Kamis, 07 April 2016

Bongkar Skandal Negara dalam Meniadakan Keadilan Bagi Para Korban

Kamis, 07 April 2016


Komisi untuk Orang Hilang dan Korban Tindak Kekerasan (KontraS) mengetahui bahwa menjelang pernyataan resmi Pemerintah Indonesia pada 2 Mei 2016, sebagaimana yang telah disampaikan oleh Menteri Koordinator Bidang Politik, Hukum dan HAM Luhut Binsar Pandjaitan untuk merespons pelanggaran HAM berat di masa lalu, telah diselenggarakan beberapa pertemuan-pertemuan eksklusif. Pertemuan-pertemuan tersebut digunakan untuk memuluskan mekanisme non hukum melalui jalur rekonsiliasi. Tanpa ada pemenuhan unsur Keadilan.

Pernyataan sikap ini kami keluarkan sebagai sikap untuk mengingatkan Presiden Joko Widodo bahwa ada banyak individu berpengaruh di sekitarnya, yang tidak memiliki integritas untuk penyelesaian pelanggaran hak asasi manusia dan masa depan Indonesia. Oleh karena itu, kami menganggap sebagai skandal. Sebuah keharusan bagi KontraS untuk membongkar skandal ini guna memperjelas agenda keadilan tidak hanya bagi para korban, namun juga martabat negara dalam kapasitasnya sebagai penegak hukum di Republik. 

Pertama, KontraS mengetahui bahwa dibulan Januari 2016 Menkopolkam telah memfasilitasi pertemuan antara Komnas HAM dan Kejaksaan Agung. Diketahui bahwa pada pertemuan Jaksa Agung tidak bersedia melakukan penyidikan 7 kasus pelanggaran HAM berat di masa lalu. Diketahui bahwa ada dalih yang digunakan Jaksa Agung terhadap semua bukti –termasuk di dalamnya hasil forensik, visum, kesaksian korban dengan menyatakan bahwa bukti-bukti tersebut tidak bisa dikategorikan sebagai bukti resmi dari hasil penyelidikan Komnas HAM. 
KontraS mempertanyakan sampai sejauh mana Komnas HAM mampu menggelar bukti hasil penyelidikan atas 7 berkas kasus pelanggaran HAM masa lalu?
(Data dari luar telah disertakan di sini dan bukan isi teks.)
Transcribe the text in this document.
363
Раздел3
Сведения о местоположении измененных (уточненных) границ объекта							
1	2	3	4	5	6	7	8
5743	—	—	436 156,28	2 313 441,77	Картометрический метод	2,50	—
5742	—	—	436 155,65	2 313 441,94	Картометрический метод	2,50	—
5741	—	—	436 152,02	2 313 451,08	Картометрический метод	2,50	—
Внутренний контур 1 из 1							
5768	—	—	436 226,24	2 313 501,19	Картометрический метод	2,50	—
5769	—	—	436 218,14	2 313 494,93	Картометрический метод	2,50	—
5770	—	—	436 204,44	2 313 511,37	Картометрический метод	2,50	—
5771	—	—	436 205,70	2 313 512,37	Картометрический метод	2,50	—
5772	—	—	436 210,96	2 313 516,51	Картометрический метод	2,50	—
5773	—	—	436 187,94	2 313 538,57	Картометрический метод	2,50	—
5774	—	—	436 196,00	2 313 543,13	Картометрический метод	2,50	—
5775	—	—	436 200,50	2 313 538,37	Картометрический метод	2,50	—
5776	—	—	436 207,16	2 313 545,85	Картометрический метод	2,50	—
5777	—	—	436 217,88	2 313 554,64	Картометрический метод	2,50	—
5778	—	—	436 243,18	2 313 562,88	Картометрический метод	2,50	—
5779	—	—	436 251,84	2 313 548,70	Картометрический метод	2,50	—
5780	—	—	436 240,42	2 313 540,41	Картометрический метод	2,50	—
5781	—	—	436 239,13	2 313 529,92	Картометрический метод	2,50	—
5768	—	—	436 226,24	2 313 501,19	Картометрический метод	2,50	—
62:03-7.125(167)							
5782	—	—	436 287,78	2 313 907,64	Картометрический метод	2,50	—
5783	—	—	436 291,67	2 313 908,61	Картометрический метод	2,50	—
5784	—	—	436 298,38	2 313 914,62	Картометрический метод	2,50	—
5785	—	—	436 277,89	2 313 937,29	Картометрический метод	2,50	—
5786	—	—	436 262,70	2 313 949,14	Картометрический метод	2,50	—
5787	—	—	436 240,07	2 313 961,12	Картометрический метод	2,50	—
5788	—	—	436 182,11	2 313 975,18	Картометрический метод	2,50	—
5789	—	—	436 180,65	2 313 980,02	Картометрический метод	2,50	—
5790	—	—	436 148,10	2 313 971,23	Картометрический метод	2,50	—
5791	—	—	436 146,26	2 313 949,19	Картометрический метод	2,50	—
Mengapa Jaksa Agung langsung menyatakan bukti-bukti Komnas HAM tidak dapat dikategorikan sebagai bukti resmi setelah lebih dari 1 dekade menggunakan strategi bolak balik berkas atas Pasal 20(3) Undang-Undang Nomor 26 Tahun 2000 tentang Pengadilan HAM? Tanpa pernah menjelaskan bukti yang seperti apa yang valid untuk bisa dibawa ke mekanisme hukum. KontraS mengetahui ada ribuan saksi dan korban yang telah memiliki berkas Berita Acara Perkara (BAP) yang bisa dipanggil sewaktu-waktu untuk memperkuat hasi penyelidikan Komnas HAM, namun beranikah Komnas HAM melakukan ini? Apalagi mengingat terdapat 3 orang komisioner Komnas HAM yang ternyata pro dengan proses non-hukum. Menegasikan keadilan dengan cara instan asal cepat selesai. Diketahui bahwa tiga orang komisioner Komnas HAM ini yang cenderung memonopoli proses komunikasi Komnas HAM dengan Kejaksaan Agung. 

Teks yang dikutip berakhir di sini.